Sedangkan untuk dapat menuntut pergantian kerugian (ganti rugi)


karena kelalaian tenaga kesehatan, maka pasien harus dapat membuktikan adanya empat
unsur berikut:
a. Adanya suatu kewajiban tenaga kesehatan terhadap pasien.
b. Tenaga kesehatan telah melanggar standar pelayanan medik yang lazim dipergunakan.
c. Penggugat (pasien) telah menderita kerugian yang dapat dimintakan ganti ruginya.
d. Secara faktual kerugian itu diesbabkan oleh tindakan dibawah standar. Namun
adakalanya seorang pasien (penggugat) tidak perlu
membuktikan adanya kelalaian tenaga kesehatan (tergugat). Dalam hukum ada kaidah yang
berbunyi “res ipsa loquitor” yang artinya fakta telah berbicara. Dalam hal demikian tenaga
kesehatan itulah yang harus membutikan tidak adanya kelalaian pada dirinya.
Dalam malpraktek perdata yang dijadikan ukuran dalam
melpraktek yang disebabkan oleh kelalaian adalah kelalaian yang bersifat ringan (culpa
levis). Karena apabila yang terjadi adalah kelalaian berat (culpa lata) maka seharusnya
perbuatan tersebut termasuk dalam malpraktek pidana.
Contoh dari malpraktek perdata, misalnya seorang dokter yang melakukan operasi ternyata
meninggalkan sisa perban didalam tubuh si pasien. Setelah diketahui bahwa ada perban
yang tertinggal kemudian dilakukan operasi kedua untuk mengambil perban yang tertinggal
tersebut.
Dalam hal ini kesalahan yang dilakukan oleh dokter dapat diperbaiki dan tidak menimbulkan
akibat negatif yang berkepanjangan terhadap pasien.

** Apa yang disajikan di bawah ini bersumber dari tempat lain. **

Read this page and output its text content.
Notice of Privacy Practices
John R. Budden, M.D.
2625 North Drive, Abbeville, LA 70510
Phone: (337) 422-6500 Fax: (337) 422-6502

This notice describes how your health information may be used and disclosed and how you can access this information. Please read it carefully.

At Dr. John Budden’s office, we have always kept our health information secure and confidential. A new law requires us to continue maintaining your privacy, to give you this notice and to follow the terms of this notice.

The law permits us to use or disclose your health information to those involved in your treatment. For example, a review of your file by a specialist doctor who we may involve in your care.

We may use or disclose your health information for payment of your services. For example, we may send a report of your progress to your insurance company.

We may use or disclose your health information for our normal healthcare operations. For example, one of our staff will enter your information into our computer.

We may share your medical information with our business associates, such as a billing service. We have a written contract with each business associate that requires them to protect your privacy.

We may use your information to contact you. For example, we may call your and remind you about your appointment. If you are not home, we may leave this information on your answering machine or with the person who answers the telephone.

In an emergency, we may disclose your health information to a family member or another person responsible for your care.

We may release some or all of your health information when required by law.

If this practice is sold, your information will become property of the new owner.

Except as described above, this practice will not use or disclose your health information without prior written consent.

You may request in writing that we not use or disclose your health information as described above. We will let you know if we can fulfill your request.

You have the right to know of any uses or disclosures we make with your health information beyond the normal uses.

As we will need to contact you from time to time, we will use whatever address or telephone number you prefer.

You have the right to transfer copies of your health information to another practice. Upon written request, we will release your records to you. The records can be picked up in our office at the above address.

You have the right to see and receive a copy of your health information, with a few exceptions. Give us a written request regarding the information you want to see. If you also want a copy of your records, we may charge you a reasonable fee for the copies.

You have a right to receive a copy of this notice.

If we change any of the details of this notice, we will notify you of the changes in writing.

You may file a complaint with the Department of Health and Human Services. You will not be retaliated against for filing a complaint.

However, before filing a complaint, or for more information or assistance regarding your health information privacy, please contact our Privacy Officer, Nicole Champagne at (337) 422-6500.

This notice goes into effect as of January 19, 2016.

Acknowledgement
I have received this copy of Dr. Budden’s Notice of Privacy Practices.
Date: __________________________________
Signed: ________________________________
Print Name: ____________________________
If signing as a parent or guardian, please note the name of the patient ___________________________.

Universitas Sumatera Utara
2) Malpraktek Pidana
Malpraktek pidana terjadi apabila pasien meninggal dunia atau mengalami cacat akibat
tenaga kesehatan kurang hati-hati. Atau kurang cermat dalam melakukan upaya perawatan
terhadap pasien yang meninggal dunia atau cacat tersebut. Malpraktek pidana ada tiga
bentuk yaitu:
a. Malpraktek pidana karena kesengajaan(intensional), misalnya pada
kasus aborsi tanpa insikasi medis, tidak melakukan pertolongan pada kasus gawat padahal
diketahui bahwa tidak ada orang lain yang bisa menolong, serta memberikan surat
keterangan yang tidak benar.
b. Malpraktek pidana karena kecerobohan (recklessness), misalnya melakukan tindakan
yang tidak lege artis atau tidak sesuai dengan standar profesi serta melakukan tindakan
tanpa disertai persetujuan tindakan medis.
c. Malpraktek pidana karena kealpaan (negligence), misalnya terjadi cacat atau kematian
pada pasien sebagai akibat tindakan tenaga kesehatan yang kurang hati-hati.

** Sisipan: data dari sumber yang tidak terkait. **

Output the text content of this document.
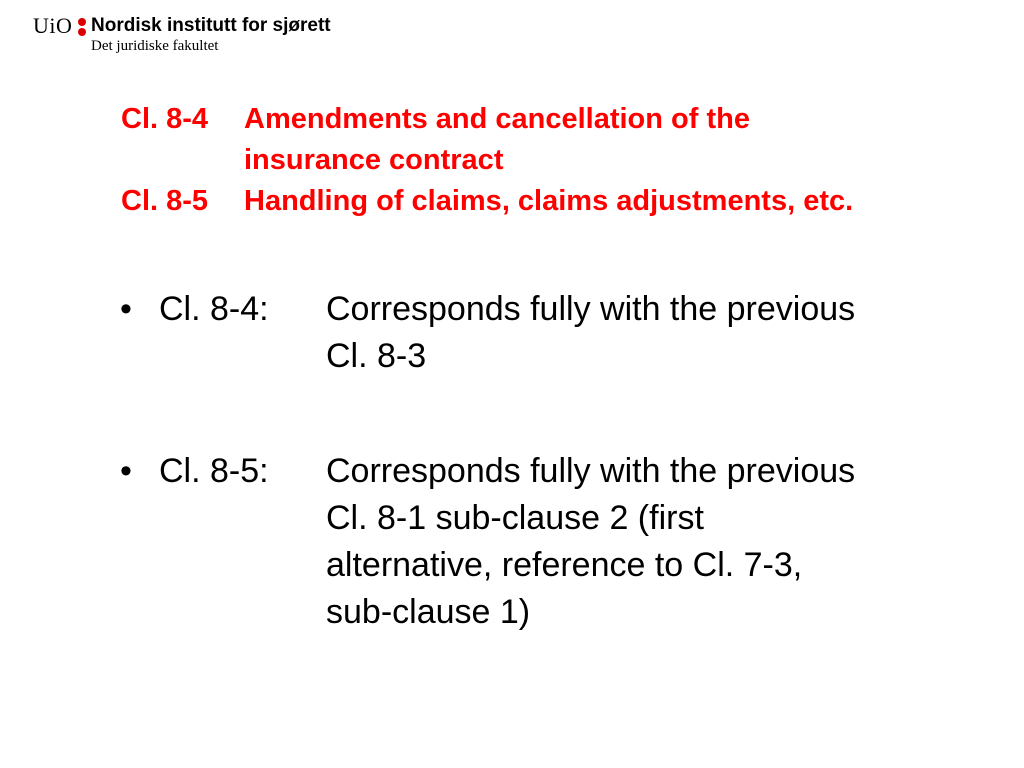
UiO Nordisk institutt for sjørett
Det juridiske fakultet
Cl. 8-4 Amendments and cancellation of the
insurance contract
Cl. 8-5 Handling of claims, claims adjustments, etc.
• Cl. 8-4: Corresponds fully with the previous
Cl. 8-3
• Cl. 8-5: Corresponds fully with the previous
Cl. 8-1 sub-clause 2 (first
alternative, reference to Cl. 7-3,
sub-clause 1)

3) Malpraktek Administratif
Malpraktek administrastif terjadi apabila tenaga kesehatan
melakukan pelanggaran terhadap hukum administrasi negara yang berlaku, misalnya
menjalankan praktek bidan tanpa lisensi atau izin praktek, melakukan tindakan yang tidak
sesuai dengan lisensi atau izinnya, menjalankan praktek dengan izin yang sudah kadaluarsa,
dan menjalankan praktek tanpa membuat catatan medik.